The Bad Mediocre photo quality.

The Bottom Line An attractive, pocketable shooter, the Casio Exilim EX-S770 nevertheless has its share of quirks.

7.0 Overall
  • Design 7
  • Features 7
  • Performance 8
  • Image quality 6

Casio is known for its small cameras and the Exilim EX-S770 carries on that tiny tradition. This 7-megapixel shooter has a few irritating bits, but its size, style, and speed make it a good choice for a pocket point and shoot. The S770 succeeds last year's Exilim EX-S600 by offering a higher resolution and an improved interface.

The S770 is a slim and attractive little camera, with a stylish metal body that's available in silver, blue, or bright red. It weighs 5.1 ounces and is only 0.7 inch thick, making it the perfect size to slip into any pocket. The camera manages to feel solid in the hand, but its small body still has drawbacks. The S770's buttons are quite small and flat, making them feel awkward under large thumbs.

Despite the irritating buttons, the S770 offers great control. The wider-than-usual LCD displays handy status information users can thumb through to change camera settings on the fly, without diving into the menus. This control scheme is leaps and bounds better than that of the S770's little brother, the Exilim EX-Z70.

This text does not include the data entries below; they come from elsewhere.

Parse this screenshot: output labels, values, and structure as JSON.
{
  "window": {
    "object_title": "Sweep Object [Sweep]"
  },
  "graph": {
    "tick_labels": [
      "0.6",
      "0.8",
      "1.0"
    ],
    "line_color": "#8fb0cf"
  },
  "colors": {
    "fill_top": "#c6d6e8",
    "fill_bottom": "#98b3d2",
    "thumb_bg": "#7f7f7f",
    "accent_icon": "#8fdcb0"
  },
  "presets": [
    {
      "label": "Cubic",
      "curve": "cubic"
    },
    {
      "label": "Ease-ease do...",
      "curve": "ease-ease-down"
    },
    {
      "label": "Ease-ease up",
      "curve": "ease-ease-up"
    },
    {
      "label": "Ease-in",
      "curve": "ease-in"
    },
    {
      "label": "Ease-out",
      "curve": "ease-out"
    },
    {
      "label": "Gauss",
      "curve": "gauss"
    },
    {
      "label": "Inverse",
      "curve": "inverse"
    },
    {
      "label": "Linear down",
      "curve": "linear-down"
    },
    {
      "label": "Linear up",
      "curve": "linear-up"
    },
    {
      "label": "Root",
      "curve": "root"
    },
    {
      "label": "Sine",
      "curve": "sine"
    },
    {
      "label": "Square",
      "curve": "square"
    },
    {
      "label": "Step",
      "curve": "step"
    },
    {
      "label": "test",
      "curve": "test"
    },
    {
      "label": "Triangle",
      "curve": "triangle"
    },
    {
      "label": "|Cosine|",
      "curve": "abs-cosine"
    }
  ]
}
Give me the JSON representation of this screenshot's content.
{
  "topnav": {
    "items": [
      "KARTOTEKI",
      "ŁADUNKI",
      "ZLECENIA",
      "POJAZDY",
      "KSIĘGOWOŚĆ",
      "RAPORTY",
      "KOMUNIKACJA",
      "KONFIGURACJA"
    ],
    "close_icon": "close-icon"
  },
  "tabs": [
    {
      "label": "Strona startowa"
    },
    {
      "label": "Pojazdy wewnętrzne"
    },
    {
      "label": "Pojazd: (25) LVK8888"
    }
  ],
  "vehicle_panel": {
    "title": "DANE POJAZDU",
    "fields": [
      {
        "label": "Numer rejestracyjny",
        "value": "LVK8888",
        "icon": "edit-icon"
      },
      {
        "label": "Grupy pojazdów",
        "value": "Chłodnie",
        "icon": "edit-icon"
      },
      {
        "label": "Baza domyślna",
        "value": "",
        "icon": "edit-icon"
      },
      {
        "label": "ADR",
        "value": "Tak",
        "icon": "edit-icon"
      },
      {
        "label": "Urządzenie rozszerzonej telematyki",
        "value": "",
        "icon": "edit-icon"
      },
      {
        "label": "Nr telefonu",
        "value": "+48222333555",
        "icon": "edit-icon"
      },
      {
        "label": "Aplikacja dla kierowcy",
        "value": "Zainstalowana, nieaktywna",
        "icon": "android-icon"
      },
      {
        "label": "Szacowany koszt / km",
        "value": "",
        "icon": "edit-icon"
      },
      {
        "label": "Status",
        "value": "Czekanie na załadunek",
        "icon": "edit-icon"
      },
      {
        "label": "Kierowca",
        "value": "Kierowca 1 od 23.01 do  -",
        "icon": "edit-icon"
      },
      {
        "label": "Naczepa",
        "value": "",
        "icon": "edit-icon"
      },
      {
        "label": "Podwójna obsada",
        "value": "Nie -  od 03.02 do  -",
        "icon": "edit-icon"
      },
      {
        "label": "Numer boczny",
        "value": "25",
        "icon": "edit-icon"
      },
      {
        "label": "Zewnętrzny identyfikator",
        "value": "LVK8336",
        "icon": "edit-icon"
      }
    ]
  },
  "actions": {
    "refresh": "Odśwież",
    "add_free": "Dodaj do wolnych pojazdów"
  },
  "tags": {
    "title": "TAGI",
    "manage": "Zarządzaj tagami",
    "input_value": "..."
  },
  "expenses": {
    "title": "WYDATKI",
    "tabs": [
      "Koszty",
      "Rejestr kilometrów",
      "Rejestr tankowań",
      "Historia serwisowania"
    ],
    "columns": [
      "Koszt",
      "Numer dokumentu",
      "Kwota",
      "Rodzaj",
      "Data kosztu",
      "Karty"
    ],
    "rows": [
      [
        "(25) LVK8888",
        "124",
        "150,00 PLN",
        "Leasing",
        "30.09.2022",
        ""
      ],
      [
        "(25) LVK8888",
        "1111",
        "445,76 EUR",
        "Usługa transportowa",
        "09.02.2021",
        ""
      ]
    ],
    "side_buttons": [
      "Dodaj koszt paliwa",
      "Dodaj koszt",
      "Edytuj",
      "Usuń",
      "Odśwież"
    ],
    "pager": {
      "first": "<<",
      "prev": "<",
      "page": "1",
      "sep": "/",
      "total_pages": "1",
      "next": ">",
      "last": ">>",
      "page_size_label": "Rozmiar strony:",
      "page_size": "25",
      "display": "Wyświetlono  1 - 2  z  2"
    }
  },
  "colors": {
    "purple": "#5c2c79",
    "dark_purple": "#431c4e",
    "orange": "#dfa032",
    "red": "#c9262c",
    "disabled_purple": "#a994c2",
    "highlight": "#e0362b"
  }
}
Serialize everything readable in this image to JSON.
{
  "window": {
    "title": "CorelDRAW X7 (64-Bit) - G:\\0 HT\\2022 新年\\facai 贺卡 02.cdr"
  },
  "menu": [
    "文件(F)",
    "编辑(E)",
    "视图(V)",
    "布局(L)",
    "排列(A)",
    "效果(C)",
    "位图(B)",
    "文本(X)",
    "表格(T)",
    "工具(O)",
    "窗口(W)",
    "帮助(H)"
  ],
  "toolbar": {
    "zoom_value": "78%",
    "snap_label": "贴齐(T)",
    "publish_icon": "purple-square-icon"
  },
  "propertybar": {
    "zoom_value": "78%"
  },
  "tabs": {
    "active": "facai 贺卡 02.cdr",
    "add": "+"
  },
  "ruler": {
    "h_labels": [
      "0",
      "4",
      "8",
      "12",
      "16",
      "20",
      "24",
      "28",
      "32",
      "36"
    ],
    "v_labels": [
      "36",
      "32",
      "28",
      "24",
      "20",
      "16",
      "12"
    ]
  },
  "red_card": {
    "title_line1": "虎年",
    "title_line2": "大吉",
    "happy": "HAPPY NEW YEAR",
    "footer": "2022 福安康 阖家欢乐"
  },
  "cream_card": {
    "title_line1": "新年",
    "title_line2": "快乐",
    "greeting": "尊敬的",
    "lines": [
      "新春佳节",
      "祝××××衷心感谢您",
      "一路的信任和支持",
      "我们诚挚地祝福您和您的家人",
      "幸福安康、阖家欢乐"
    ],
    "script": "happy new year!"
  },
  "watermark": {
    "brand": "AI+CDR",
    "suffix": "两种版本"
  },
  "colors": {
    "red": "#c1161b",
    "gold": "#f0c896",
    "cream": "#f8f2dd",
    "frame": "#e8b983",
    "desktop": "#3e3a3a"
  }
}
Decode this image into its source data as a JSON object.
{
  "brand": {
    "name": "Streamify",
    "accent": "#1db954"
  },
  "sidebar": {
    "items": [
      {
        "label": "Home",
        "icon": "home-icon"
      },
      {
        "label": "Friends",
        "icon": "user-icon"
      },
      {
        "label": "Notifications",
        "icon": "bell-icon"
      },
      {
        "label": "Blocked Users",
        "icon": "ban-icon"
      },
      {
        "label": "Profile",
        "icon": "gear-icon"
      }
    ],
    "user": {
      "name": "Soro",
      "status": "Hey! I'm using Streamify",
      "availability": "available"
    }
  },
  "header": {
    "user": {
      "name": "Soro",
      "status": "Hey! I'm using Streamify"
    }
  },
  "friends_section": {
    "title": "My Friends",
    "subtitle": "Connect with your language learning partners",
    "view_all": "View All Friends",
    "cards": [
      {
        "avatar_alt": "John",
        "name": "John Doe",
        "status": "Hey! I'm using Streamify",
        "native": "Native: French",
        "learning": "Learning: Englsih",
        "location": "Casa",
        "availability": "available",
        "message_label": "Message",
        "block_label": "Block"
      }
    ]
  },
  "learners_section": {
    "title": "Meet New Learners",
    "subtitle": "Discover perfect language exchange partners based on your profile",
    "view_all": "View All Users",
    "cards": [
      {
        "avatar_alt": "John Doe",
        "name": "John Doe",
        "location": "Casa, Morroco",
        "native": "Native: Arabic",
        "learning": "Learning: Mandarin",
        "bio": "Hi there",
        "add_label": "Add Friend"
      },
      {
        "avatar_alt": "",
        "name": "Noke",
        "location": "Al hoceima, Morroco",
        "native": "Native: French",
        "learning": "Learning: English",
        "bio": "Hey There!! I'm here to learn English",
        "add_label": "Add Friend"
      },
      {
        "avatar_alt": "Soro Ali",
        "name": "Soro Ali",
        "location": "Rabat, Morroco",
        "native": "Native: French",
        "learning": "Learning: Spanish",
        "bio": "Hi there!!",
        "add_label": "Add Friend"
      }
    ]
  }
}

The S770 comes with the same handy features as all of Casio's Exilim cameras. Casio's Best Shot modes offer users more than two dozen scene presets, including the auction-photo-optimizing eBay mode. Digital image stabilization helps reduce shake and blur when using the camera's 38-to-114mm-equivalent lens, though it shouldn't be confused with the more effective optical or mechanical image stabilization offered by some other camera-makers. The camera maxes out at ISO 400 sensitivity, leaving it somewhat underequipped for low-light or high-speed shooting. The S770's 2.8-inch LCD screen is quite bright, but washes out very easily. Since the display leaves no room for an optical viewfinder, users are forced to use the LCD whenever framing a shot, regardless of the lighting.